Pelaku di sini tidak selamanya memasang raut antagonis yang menekan lawan bicaranya. Kadang, mereka datang dengan air mata dan segukan khas orang yang sedang jatuh-jatuhnya. Tak jarang, mereka mengemis pemakluman jika (entah sengaja ataupun tidak) melakukan tindakan yang berpotensi untuk melukai lawan bicaranya. Lebih tepatnya, ketika mereka sudah merasa tersudut. Bagaimanapun skenarionya, oknum yang aku labeli pelaku akan terus memohon pemakluman dari setiap orang yang bersinggungan dengannya.
Kemudian, oknum korban yang kebanyakan merasa bingung untuk menentukan sikap. Bagaimana tidak bingung? Terkadang, ada hal-hal berseberangan yang memang harus diluruskan, namun karena alasan "kesehatan mental" lawan bicaranya, maka dia pun harus rela untuk mengalah. Pun aku yang beberapa kali harus ada di posisi mengalah dan memilih untuk menyiksa batin sendiri agar orang yang bersinggungan denganku tidak berbuat konyol. Yaaa, lagi-lagi bukan karena aku ini pecundang, tapi memang untuk kebaikan bersama juga, kan? Hmmm. Nggak lucu aja kalau ada tragedi berdarah lagi hanya karena aku tidak bisa mengontrol ego dan membiarkan orang lain menyakiti raganya karena "aku". Walau sebenarnya, mau mati pun orang itu tidak sepenuhnya urusanku karena toh, setiap manusia dibekali akal untuk berpikir. Jadi, kenapa harus gegabah jika segala sesuatunya bisa diselesaikan dengan tenang? Bukankah benang yang ruwet pun bisa diurai?

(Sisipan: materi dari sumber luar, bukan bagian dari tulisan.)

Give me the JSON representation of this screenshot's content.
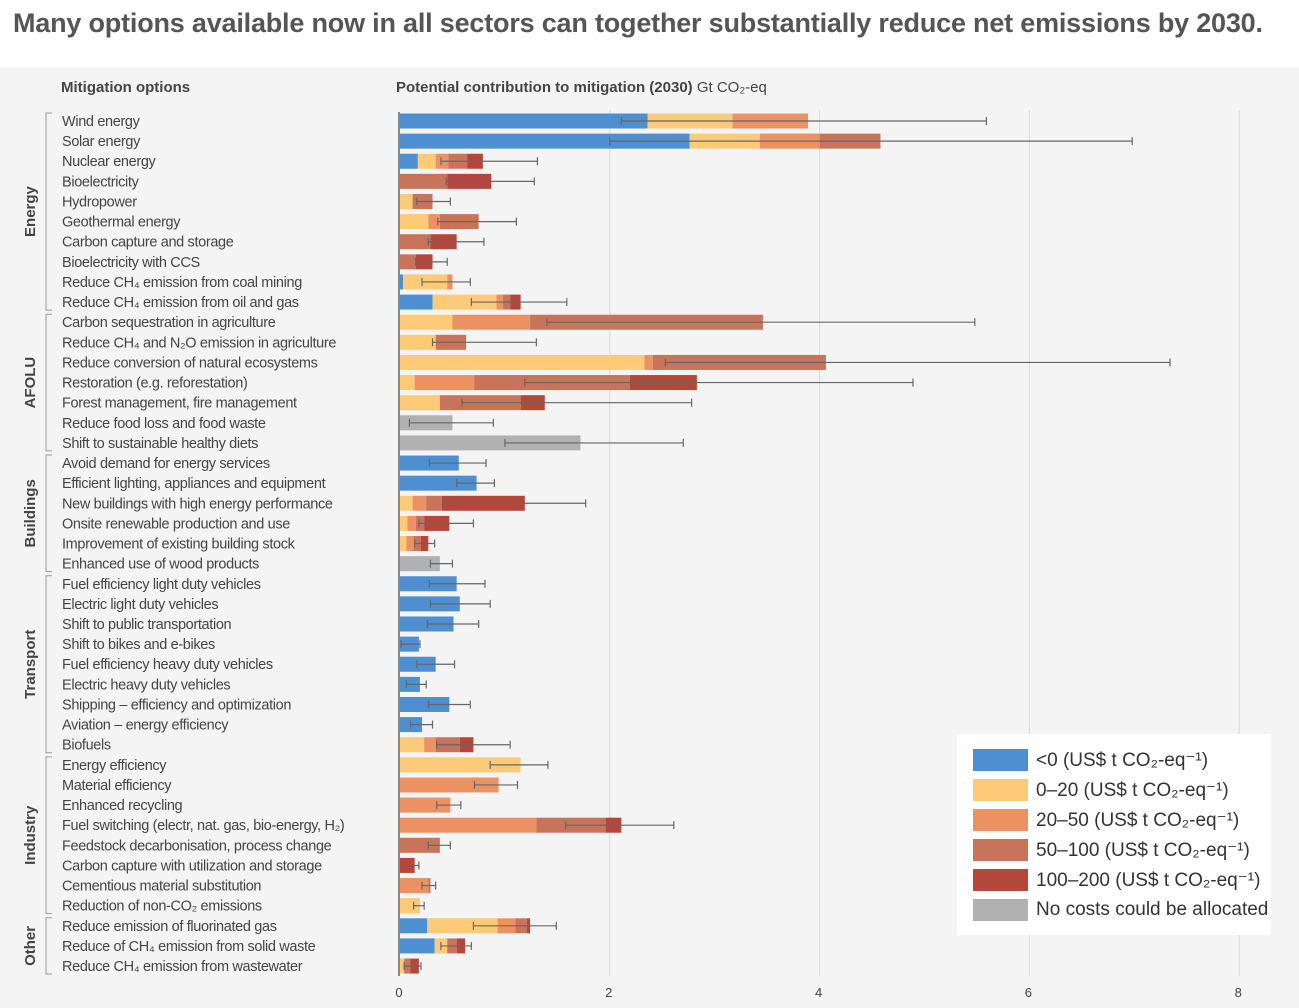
{
  "title": "Many options available now in all sectors can together substantially reduce net emissions by 2030.",
  "chart_data": {
    "type": "bar",
    "orientation": "horizontal-stacked",
    "left_header": "Mitigation options",
    "xlabel": "Potential contribution to mitigation (2030)",
    "xunit": "Gt CO₂-eq",
    "xlim": [
      0,
      8.6
    ],
    "xticks": [
      "0",
      "2",
      "4",
      "6",
      "8"
    ],
    "xtick_values": [
      0,
      2,
      4,
      6,
      8
    ],
    "grid": true,
    "legend_position": "bottom-right",
    "cost_categories": [
      {
        "name": "<0 (US$ t CO₂-eq⁻¹)",
        "color": "#4d8fd0"
      },
      {
        "name": "0–20 (US$ t CO₂-eq⁻¹)",
        "color": "#fdca77"
      },
      {
        "name": "20–50 (US$ t CO₂-eq⁻¹)",
        "color": "#ec9262"
      },
      {
        "name": "50–100 (US$ t CO₂-eq⁻¹)",
        "color": "#c8745b"
      },
      {
        "name": "100–200 (US$ t CO₂-eq⁻¹)",
        "color": "#b5463a"
      },
      {
        "name": "No costs could be allocated",
        "color": "#b1b1b1"
      }
    ],
    "groups": [
      {
        "name": "Energy",
        "start": 0,
        "end": 9
      },
      {
        "name": "AFOLU",
        "start": 10,
        "end": 16
      },
      {
        "name": "Buildings",
        "start": 17,
        "end": 22
      },
      {
        "name": "Transport",
        "start": 23,
        "end": 31
      },
      {
        "name": "Industry",
        "start": 32,
        "end": 39
      },
      {
        "name": "Other",
        "start": 40,
        "end": 42
      }
    ],
    "options": [
      {
        "label": "Wind energy",
        "values": [
          2.36,
          0.81,
          0.72,
          0,
          0,
          0
        ],
        "range": [
          2.11,
          5.59
        ]
      },
      {
        "label": "Solar energy",
        "values": [
          2.76,
          0.67,
          0.57,
          0.58,
          0,
          0
        ],
        "range": [
          2.0,
          6.98
        ]
      },
      {
        "label": "Nuclear energy",
        "values": [
          0.17,
          0.17,
          0.12,
          0.18,
          0.15,
          0
        ],
        "range": [
          0.39,
          1.31
        ]
      },
      {
        "label": "Bioelectricity",
        "values": [
          0,
          0,
          0,
          0.45,
          0.42,
          0
        ],
        "range": [
          0.44,
          1.28
        ]
      },
      {
        "label": "Hydropower",
        "values": [
          0,
          0.12,
          0,
          0.19,
          0,
          0
        ],
        "range": [
          0.16,
          0.48
        ]
      },
      {
        "label": "Geothermal energy",
        "values": [
          0,
          0.27,
          0.11,
          0.37,
          0,
          0
        ],
        "range": [
          0.36,
          1.11
        ]
      },
      {
        "label": "Carbon capture and storage",
        "values": [
          0,
          0,
          0,
          0.29,
          0.25,
          0
        ],
        "range": [
          0.27,
          0.8
        ]
      },
      {
        "label": "Bioelectricity with CCS",
        "values": [
          0,
          0,
          0,
          0.15,
          0.16,
          0
        ],
        "range": [
          0.15,
          0.45
        ]
      },
      {
        "label": "Reduce CH₄ emission from coal mining",
        "values": [
          0.03,
          0.42,
          0.05,
          0,
          0,
          0
        ],
        "range": [
          0.21,
          0.67
        ]
      },
      {
        "label": "Reduce CH₄ emission from oil and gas",
        "values": [
          0.31,
          0.61,
          0.06,
          0.07,
          0.1,
          0
        ],
        "range": [
          0.68,
          1.59
        ]
      },
      {
        "label": "Carbon sequestration in agriculture",
        "values": [
          0,
          0.5,
          0.74,
          2.22,
          0,
          0
        ],
        "range": [
          1.4,
          5.48
        ]
      },
      {
        "label": "Reduce CH₄ and N₂O emission in agriculture",
        "values": [
          0,
          0.34,
          0,
          0.29,
          0,
          0
        ],
        "range": [
          0.31,
          1.3
        ]
      },
      {
        "label": "Reduce conversion of natural ecosystems",
        "values": [
          0,
          2.33,
          0.08,
          1.65,
          0,
          0
        ],
        "range": [
          2.53,
          7.34
        ]
      },
      {
        "label": "Restoration (e.g. reforestation)",
        "values": [
          0,
          0.14,
          0.57,
          1.48,
          0.64,
          0
        ],
        "range": [
          1.19,
          4.89
        ]
      },
      {
        "label": "Forest management, fire management",
        "values": [
          0,
          0.38,
          0,
          0.77,
          0.23,
          0
        ],
        "range": [
          0.59,
          2.78
        ]
      },
      {
        "label": "Reduce food loss and food waste",
        "values": [
          0,
          0,
          0,
          0,
          0,
          0.5
        ],
        "range": [
          0.09,
          0.89
        ]
      },
      {
        "label": "Shift to sustainable healthy diets",
        "values": [
          0,
          0,
          0,
          0,
          0,
          1.72
        ],
        "range": [
          1.0,
          2.7
        ]
      },
      {
        "label": "Avoid demand for energy services",
        "values": [
          0.56,
          0,
          0,
          0,
          0,
          0
        ],
        "range": [
          0.28,
          0.82
        ]
      },
      {
        "label": "Efficient lighting, appliances and equipment",
        "values": [
          0.73,
          0,
          0,
          0,
          0,
          0
        ],
        "range": [
          0.54,
          0.9
        ]
      },
      {
        "label": "New buildings with high energy performance",
        "values": [
          0,
          0.12,
          0.13,
          0.15,
          0.79,
          0
        ],
        "range": [
          0.43,
          1.77
        ]
      },
      {
        "label": "Onsite renewable production and use",
        "values": [
          0,
          0.07,
          0.08,
          0.08,
          0.24,
          0
        ],
        "range": [
          0.18,
          0.7
        ]
      },
      {
        "label": "Improvement of existing building stock",
        "values": [
          0,
          0.06,
          0.07,
          0.07,
          0.07,
          0
        ],
        "range": [
          0.14,
          0.33
        ]
      },
      {
        "label": "Enhanced use of wood products",
        "values": [
          0,
          0,
          0,
          0,
          0,
          0.38
        ],
        "range": [
          0.29,
          0.5
        ]
      },
      {
        "label": "Fuel efficiency light duty vehicles",
        "values": [
          0.54,
          0,
          0,
          0,
          0,
          0
        ],
        "range": [
          0.28,
          0.81
        ]
      },
      {
        "label": "Electric light duty vehicles",
        "values": [
          0.57,
          0,
          0,
          0,
          0,
          0
        ],
        "range": [
          0.29,
          0.86
        ]
      },
      {
        "label": "Shift to public transportation",
        "values": [
          0.51,
          0,
          0,
          0,
          0,
          0
        ],
        "range": [
          0.26,
          0.75
        ]
      },
      {
        "label": "Shift to bikes and e-bikes",
        "values": [
          0.18,
          0,
          0,
          0,
          0,
          0
        ],
        "range": [
          0.01,
          0.19
        ]
      },
      {
        "label": "Fuel efficiency heavy duty vehicles",
        "values": [
          0.34,
          0,
          0,
          0,
          0,
          0
        ],
        "range": [
          0.16,
          0.52
        ]
      },
      {
        "label": "Electric heavy duty vehicles",
        "values": [
          0.19,
          0,
          0,
          0,
          0,
          0
        ],
        "range": [
          0.06,
          0.25
        ]
      },
      {
        "label": "Shipping – efficiency and optimization",
        "values": [
          0.47,
          0,
          0,
          0,
          0,
          0
        ],
        "range": [
          0.27,
          0.67
        ]
      },
      {
        "label": "Aviation – energy efficiency",
        "values": [
          0.21,
          0,
          0,
          0,
          0,
          0
        ],
        "range": [
          0.1,
          0.31
        ]
      },
      {
        "label": "Biofuels",
        "values": [
          0,
          0.23,
          0.11,
          0.23,
          0.13,
          0
        ],
        "range": [
          0.35,
          1.05
        ]
      },
      {
        "label": "Energy efficiency",
        "values": [
          0,
          1.15,
          0,
          0,
          0,
          0
        ],
        "range": [
          0.86,
          1.41
        ]
      },
      {
        "label": "Material efficiency",
        "values": [
          0,
          0,
          0.94,
          0,
          0,
          0
        ],
        "range": [
          0.71,
          1.12
        ]
      },
      {
        "label": "Enhanced recycling",
        "values": [
          0,
          0,
          0.48,
          0,
          0,
          0
        ],
        "range": [
          0.35,
          0.58
        ]
      },
      {
        "label": "Fuel switching (electr, nat. gas, bio-energy, H₂)",
        "values": [
          0,
          0,
          1.3,
          0.66,
          0.15,
          0
        ],
        "range": [
          1.58,
          2.61
        ]
      },
      {
        "label": "Feedstock decarbonisation, process change",
        "values": [
          0,
          0,
          0,
          0.38,
          0,
          0
        ],
        "range": [
          0.27,
          0.48
        ]
      },
      {
        "label": "Carbon capture with utilization and storage",
        "values": [
          0,
          0,
          0,
          0,
          0.14,
          0
        ],
        "range": [
          0.11,
          0.18
        ]
      },
      {
        "label": "Cementious material substitution",
        "values": [
          0,
          0,
          0.27,
          0.02,
          0,
          0
        ],
        "range": [
          0.21,
          0.34
        ]
      },
      {
        "label": "Reduction of non-CO₂ emissions",
        "values": [
          0,
          0.19,
          0,
          0,
          0,
          0
        ],
        "range": [
          0.13,
          0.23
        ]
      },
      {
        "label": "Reduce emission of fluorinated gas",
        "values": [
          0.26,
          0.67,
          0.17,
          0.11,
          0.03,
          0
        ],
        "range": [
          0.7,
          1.49
        ]
      },
      {
        "label": "Reduce of CH₄ emission from solid waste",
        "values": [
          0.33,
          0.12,
          0,
          0.09,
          0.08,
          0
        ],
        "range": [
          0.39,
          0.68
        ]
      },
      {
        "label": "Reduce CH₄ emission from wastewater",
        "values": [
          0,
          0.04,
          0,
          0.06,
          0.08,
          0
        ],
        "range": [
          0.04,
          0.2
        ]
      }
    ]
  }
}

Lanjut, bukan hanya pelaku dan korban, ada juga pihak pengamat yang kadang sengaja untuk memilih netral. Tidak memihak, tidak menghakimi dan "cukup tahu". Sekarang, aku cenderung berada di posisi ini. Enggan menghakimi karena aku bukan Tuhan, malas berpihak karena banyak hal bias yang kadang tidak mutu untuk diperbincangkan serius. Lagipula, makin marak perbincangan soal kesehatan mental, makin banyak juga yang merasa sakit.
Ilmu cocoklogi seolah menjadi dasar validasi atas kondisi mental seseorang. Padahal, sepemahamanku sebagai orang awam, memvalidasi kondisi kejiwaan seseorang bukanlah hal yang simpel. Tidak sesederhana proses singkronisasi poin yang dibubuhkan pada artikel yang bertebaran di dunia maya. Jadi, melalui tulisan absurd ini, aku ingin para pembaca berpikir soal "mental siapa yang harus dibela?"
Mental orang lain, kah? Mental diri sendiri, kah? Atau mental siapa?
Haha, intinya sih, mental semua orang perlu dijaga stabilitasnya. Semua orang bertanggungjawab akan hal itu, tapi tidak semua hal harus dimaklumi. Kadang, kita harus tega untuk tidak peduli. Bukan untuk menghancurkan orang lain, tapi agar orang yang sering menjadikan kesehatan mentalnya sebagai alibi untuk mengiba pemakluman itu sadar dan paham bahwa hidup tidak selalu tentang dia.